Enfin, la quatrième est une direction de la communication et de la mobilisation citoyenne. Classiquement, dans les établissements publics, la direction de la communication est rattachée au secrétariat général pour faire la communication de l'établissement. Mais nous avons des missions particulières de sensibilisation, d'éducation à l'environnement et au développement durable : nous nous appuierons donc sur une direction fonctionnelle pour porter dans l'opinion la biodiversité et ses enjeux.
Ces services centraux sont répartis sur les trois sites de Vincennes, Brest et Montpellier. Mais cela ne représente qu'environ 350 personnes, ce qui signifie que la majorité de nos agents, soit 850 personnes, est ailleurs dans les territoires.
L'AFB n'est ni centralisée ni parisienne : elle comporte 10 directions régionales ou interrégionales (Bretagne et Pays-de-la-Loire, Normandie et Hauts-de-France, PACA et Corse restent ensemble) avec leurs services départementaux, 6 antennes de façade maritime, des parcs naturels marins.
En termes de gouvernance, nous voulons construire une maison commune, une agence partenariale, davantage « coeur de réseau » que « tête de réseau ».
Au premier étage figure le comité national de la biodiversité (CNB), créé par la loi et consulté sur les grands choix stratégiques de l'agence, qui doit devenir le conseil des parties prenantes.

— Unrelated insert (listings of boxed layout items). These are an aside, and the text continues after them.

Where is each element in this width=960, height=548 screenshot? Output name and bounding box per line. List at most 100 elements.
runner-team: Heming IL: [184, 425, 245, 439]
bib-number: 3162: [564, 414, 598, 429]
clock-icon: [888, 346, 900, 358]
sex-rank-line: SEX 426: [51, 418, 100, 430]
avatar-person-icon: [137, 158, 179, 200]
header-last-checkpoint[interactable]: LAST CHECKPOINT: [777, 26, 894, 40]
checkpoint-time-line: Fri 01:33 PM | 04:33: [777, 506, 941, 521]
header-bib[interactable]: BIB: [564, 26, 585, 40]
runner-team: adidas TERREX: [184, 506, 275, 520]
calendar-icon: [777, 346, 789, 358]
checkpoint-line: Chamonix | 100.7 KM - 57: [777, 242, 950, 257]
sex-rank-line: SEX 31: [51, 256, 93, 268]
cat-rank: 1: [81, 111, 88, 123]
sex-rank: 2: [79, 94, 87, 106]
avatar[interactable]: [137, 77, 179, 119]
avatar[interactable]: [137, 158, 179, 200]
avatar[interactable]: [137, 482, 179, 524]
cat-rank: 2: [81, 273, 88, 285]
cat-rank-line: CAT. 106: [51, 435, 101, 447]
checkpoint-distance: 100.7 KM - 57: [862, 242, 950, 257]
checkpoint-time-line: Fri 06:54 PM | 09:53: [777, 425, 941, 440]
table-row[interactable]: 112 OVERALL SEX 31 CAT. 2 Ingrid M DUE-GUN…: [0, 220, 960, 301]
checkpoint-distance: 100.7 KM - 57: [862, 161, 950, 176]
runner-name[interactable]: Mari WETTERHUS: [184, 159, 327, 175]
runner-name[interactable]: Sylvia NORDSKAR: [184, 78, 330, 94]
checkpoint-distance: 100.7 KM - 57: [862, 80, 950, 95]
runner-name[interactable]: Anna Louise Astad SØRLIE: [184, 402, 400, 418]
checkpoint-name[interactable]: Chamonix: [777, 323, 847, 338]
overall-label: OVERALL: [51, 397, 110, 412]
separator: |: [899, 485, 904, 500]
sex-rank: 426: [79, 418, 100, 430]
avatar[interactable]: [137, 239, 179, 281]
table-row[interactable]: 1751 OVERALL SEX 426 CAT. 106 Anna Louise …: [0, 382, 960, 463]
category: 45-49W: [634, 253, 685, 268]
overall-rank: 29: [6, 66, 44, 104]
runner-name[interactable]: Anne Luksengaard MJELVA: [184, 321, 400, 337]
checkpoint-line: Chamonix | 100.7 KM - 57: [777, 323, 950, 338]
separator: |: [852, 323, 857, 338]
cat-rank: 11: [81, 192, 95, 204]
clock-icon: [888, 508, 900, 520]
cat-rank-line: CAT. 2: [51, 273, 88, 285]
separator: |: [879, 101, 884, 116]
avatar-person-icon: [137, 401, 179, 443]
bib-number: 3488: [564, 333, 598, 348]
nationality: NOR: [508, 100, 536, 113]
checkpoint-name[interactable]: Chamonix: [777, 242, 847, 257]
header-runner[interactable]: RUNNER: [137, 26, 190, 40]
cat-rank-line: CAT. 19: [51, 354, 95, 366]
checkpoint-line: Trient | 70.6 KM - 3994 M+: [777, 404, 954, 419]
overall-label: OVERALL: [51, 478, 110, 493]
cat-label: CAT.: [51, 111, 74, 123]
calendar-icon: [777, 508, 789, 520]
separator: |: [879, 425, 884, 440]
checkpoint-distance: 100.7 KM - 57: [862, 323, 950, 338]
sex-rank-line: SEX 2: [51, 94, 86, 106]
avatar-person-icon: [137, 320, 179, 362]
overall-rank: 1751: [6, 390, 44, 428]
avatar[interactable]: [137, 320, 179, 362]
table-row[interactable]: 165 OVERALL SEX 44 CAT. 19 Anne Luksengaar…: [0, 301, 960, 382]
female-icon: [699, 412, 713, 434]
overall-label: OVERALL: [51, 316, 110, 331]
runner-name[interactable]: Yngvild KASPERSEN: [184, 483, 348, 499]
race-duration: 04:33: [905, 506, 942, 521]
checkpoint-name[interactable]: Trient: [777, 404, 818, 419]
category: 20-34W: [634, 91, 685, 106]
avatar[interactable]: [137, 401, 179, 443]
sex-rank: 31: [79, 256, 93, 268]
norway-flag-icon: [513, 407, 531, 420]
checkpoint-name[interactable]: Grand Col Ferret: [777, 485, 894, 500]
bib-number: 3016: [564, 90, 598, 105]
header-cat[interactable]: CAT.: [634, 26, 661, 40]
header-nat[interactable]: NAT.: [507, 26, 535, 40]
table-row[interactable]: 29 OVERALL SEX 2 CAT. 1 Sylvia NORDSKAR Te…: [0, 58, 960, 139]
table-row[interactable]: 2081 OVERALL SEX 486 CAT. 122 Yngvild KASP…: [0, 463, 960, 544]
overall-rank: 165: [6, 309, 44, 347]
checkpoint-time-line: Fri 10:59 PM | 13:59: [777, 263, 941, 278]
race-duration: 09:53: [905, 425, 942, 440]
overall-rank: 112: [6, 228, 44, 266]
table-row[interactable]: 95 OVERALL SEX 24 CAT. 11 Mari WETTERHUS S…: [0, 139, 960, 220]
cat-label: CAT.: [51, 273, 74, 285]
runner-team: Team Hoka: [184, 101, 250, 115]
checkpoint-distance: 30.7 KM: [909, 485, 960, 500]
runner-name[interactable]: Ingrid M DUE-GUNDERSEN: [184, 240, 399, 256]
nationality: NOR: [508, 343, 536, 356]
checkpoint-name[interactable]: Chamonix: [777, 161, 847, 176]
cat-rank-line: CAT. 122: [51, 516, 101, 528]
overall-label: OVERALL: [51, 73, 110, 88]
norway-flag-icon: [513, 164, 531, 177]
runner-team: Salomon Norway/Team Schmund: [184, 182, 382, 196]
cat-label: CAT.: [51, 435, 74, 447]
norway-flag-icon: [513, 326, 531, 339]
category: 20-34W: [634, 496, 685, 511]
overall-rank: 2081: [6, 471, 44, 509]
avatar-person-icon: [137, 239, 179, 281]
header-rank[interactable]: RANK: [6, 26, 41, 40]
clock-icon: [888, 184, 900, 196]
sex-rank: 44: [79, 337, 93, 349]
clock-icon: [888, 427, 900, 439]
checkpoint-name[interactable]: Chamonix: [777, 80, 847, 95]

Nous ferons le même travail avec le comité national de l'eau et avec le Conseil national de la mer et des littoraux (CNML). Nous associerons les parties prenantes via ces conseils.
Au deuxième étage se trouvent les comités d'orientation, prévus dans la loi : eau, mer, outre-mer. Nous envisageons déjà de créer un quatrième comité d'orientation sur les espaces naturels. Ce sont les instances d'appui au conseil d'administration, celles qui travailleront sur le fond pour alimenter la stratégie de l'agence.
Au troisième étage on retrouve le conseil d'administration, dont le cadre est fixé par la loi : un collège État et personnalités qualifiées (50% des membres), un collège avec les acteurs socioéconomiques et les ONG gestionnaires, les élus locaux, les parlementaires, les représentants du personnel. Nous ne nous interdisons pas d'aller plus loin en mettant notamment en place une instance de concertation dédiée aux parcs nationaux, qui ne sont pas dans l'agence mais lui sont « rattachés ».
Un dernier mot sur les agences régionales pour la biodiversité (ARB) : la loi dispose que l'AFB et les régions « peuvent » créer des ARB. Il n'y a pas d'obligation ni de modèle imposé, notamment juridique : elles peuvent être constituées sous forme d'EPCE, de GIP, voire être une simple mise en réseau des acteurs sans création d'une structure juridique. Le but principal est avant tout la mise en synergie des acteurs et des territoires. On peut dire que la dynamique prend : sept régions ont engagé officiellement la démarche de création d'une ARB et trois autres y travaillent. Sachant que la loi a été promulguée en août, il me semble que c'est une résultat intéressant.
Voilà rapidement brossé l'état d'avancement du chantier. L'AFB est sur les rails. Elle sera opérationnelle dès sa création, en s'appuyant sur le socle solide des organismes qui la composent, et de ceux qui sont à ses côtés comme les parcs nationaux. Il le faut car il y a urgence à agir. C'est un rapport sénatorial de Pierre Laffitte et Claude Saunier qui l'a écrit, il y a une dizaine d'années : à côté du climat, la biodiversité est « l'autre choc » environnemental. Et la réponse au défi climatique ne peut aller sans une réponse au défi de la biodiversité.